La política nacional de control de la población y en concreto la restrictiva política de hijo único ha contribuido a la práctica del aborto selectivo de mujeres por diagnóstico prenatal del sexo -como consecuencia del deseo anclado en la tradición de preferir hijos varones-, ambas prácticas -diagnóstico prenatal del sexo y aborto selectivo- son ilegales en China.
Luego del 1er. censo moderno de 1953, que informó una población de 583 millones de personas, las autoridades chinas decidieron frenar los embarazos. A partir de agosto de 1959, el Ministerio de Salud Pública desarrolló una campaña de control de la natalidad rodeada de un gran esfuerzo propagandístico. Esto fue antes de la Revolución Cultural, y su Gran Salto Adelante.

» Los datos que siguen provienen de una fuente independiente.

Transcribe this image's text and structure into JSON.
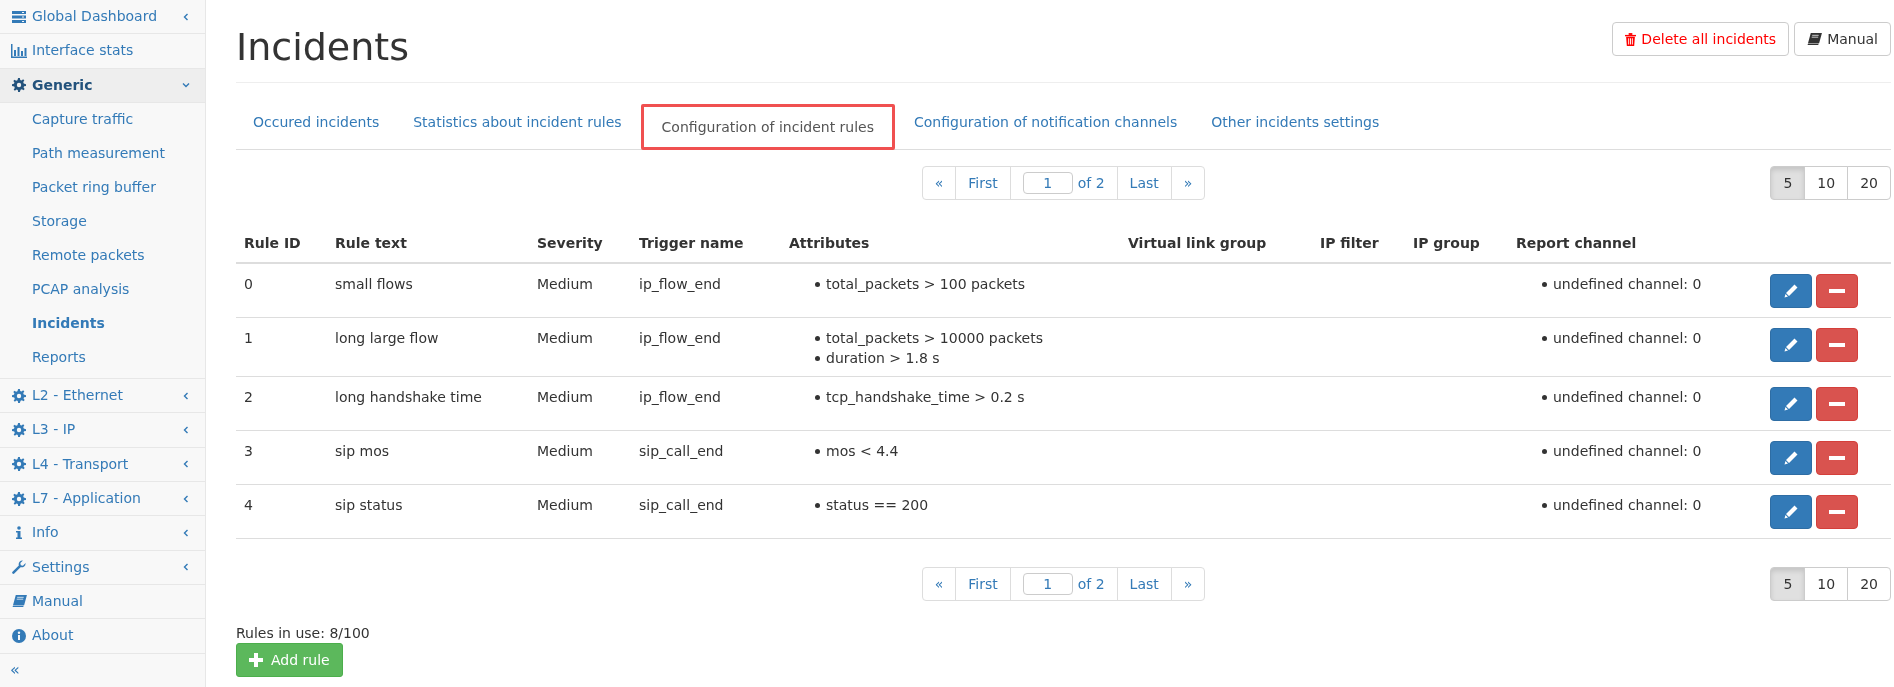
{
  "sidebar": {
    "items": [
      {
        "label": "Global Dashboard",
        "expanded": false
      },
      {
        "label": "Interface stats"
      },
      {
        "label": "Generic",
        "expanded": true,
        "children": [
          {
            "label": "Capture traffic",
            "selected": false
          },
          {
            "label": "Path measurement",
            "selected": false
          },
          {
            "label": "Packet ring buffer",
            "selected": false
          },
          {
            "label": "Storage",
            "selected": false
          },
          {
            "label": "Remote packets",
            "selected": false
          },
          {
            "label": "PCAP analysis",
            "selected": false
          },
          {
            "label": "Incidents",
            "selected": true
          },
          {
            "label": "Reports",
            "selected": false
          }
        ]
      },
      {
        "label": "L2 - Ethernet",
        "expanded": false
      },
      {
        "label": "L3 - IP",
        "expanded": false
      },
      {
        "label": "L4 - Transport",
        "expanded": false
      },
      {
        "label": "L7 - Application",
        "expanded": false
      },
      {
        "label": "Info",
        "expanded": false
      },
      {
        "label": "Settings",
        "expanded": false
      },
      {
        "label": "Manual"
      },
      {
        "label": "About"
      }
    ],
    "collapse": "«"
  },
  "page": {
    "title": "Incidents",
    "buttons": [
      {
        "kind": "danger",
        "label": "Delete all incidents"
      },
      {
        "kind": "default",
        "label": "Manual"
      }
    ]
  },
  "tabs": [
    {
      "label": "Occured incidents",
      "selected": false
    },
    {
      "label": "Statistics about incident rules",
      "selected": false
    },
    {
      "label": "Configuration of incident rules",
      "selected": true
    },
    {
      "label": "Configuration of notification channels",
      "selected": false
    },
    {
      "label": "Other incidents settings",
      "selected": false
    }
  ],
  "pagers": [
    {
      "prev": "«",
      "first": "First",
      "page": "1",
      "of": "of 2",
      "last": "Last",
      "next": "»",
      "sizes": [
        {
          "label": "5",
          "selected": true
        },
        {
          "label": "10",
          "selected": false
        },
        {
          "label": "20",
          "selected": false
        }
      ]
    },
    {
      "prev": "«",
      "first": "First",
      "page": "1",
      "of": "of 2",
      "last": "Last",
      "next": "»",
      "sizes": [
        {
          "label": "5",
          "selected": true
        },
        {
          "label": "10",
          "selected": false
        },
        {
          "label": "20",
          "selected": false
        }
      ]
    }
  ],
  "table": {
    "columns": [
      "Rule ID",
      "Rule text",
      "Severity",
      "Trigger name",
      "Attributes",
      "Virtual link group",
      "IP filter",
      "IP group",
      "Report channel"
    ],
    "rows": [
      {
        "rule_id": "0",
        "rule_text": "small flows",
        "severity": "Medium",
        "trigger": "ip_flow_end",
        "attributes": [
          "total_packets > 100 packets"
        ],
        "report_channel": [
          "undefined channel: 0"
        ]
      },
      {
        "rule_id": "1",
        "rule_text": "long large flow",
        "severity": "Medium",
        "trigger": "ip_flow_end",
        "attributes": [
          "total_packets > 10000 packets",
          "duration > 1.8 s"
        ],
        "report_channel": [
          "undefined channel: 0"
        ]
      },
      {
        "rule_id": "2",
        "rule_text": "long handshake time",
        "severity": "Medium",
        "trigger": "ip_flow_end",
        "attributes": [
          "tcp_handshake_time > 0.2 s"
        ],
        "report_channel": [
          "undefined channel: 0"
        ]
      },
      {
        "rule_id": "3",
        "rule_text": "sip mos",
        "severity": "Medium",
        "trigger": "sip_call_end",
        "attributes": [
          "mos < 4.4"
        ],
        "report_channel": [
          "undefined channel: 0"
        ]
      },
      {
        "rule_id": "4",
        "rule_text": "sip status",
        "severity": "Medium",
        "trigger": "sip_call_end",
        "attributes": [
          "status == 200"
        ],
        "report_channel": [
          "undefined channel: 0"
        ]
      }
    ]
  },
  "footer": {
    "rules_in_use": "Rules in use: 8/100",
    "add_button": "Add rule"
  }
}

En 1972, el Partido Comunista Chino asumió como una política nacional prioritaria el control del aumento de la población y promovió la creación de supervisores y estructuras administrativa y secciones específicas en las comisarías urbanas para el control riguroso de la población, facilitar el acceso y distribución de anticonceptivos y todo mecanismo de interrupción del embarazo.
Luego, estableció objetivos de control numéricos por unidades administrativas y por primera vez fijó límites en el número de hijos por familia.
En 2015, China eliminó la política del hijo único y la cambió por un límite de dos hijos para evitar riesgos en su economía ante el envejecimiento poblacional. Sin embargo, al parecer, tampoco funcionó.
¿Qué decía el censo?
El último censo de 2020 publicado este mes mostró -indica Financial Times- que la población sumó un 5,4% desde los 1.340 millones de 2010, la tasa más baja de aumento entre censos desde que la República Popular de China comenzó a recopilar datos en 1953, y los nacimientos disminuyeron drásticamente.
Los últimos datos también reflejaron un fuerte incremento en el porcentaje de chinos de 60 años o más, al 18,7% de la población a fines de 2020, frente al 13,3% en 2010. De esta manera, la proporción de ciudadanos chinos de entre 15 y 59 años (su población activa) se situó en el 63,35% en 2020, frente al 70,1% en 2010.
Ya algunos expertos e investigadores del Banco central de China lo había advertido: "La liberalización de los nacimientos debería ocurrir ahora, mientras haya ciudadanos que quieran tener hijos pero no pueden", según BBC Mundo.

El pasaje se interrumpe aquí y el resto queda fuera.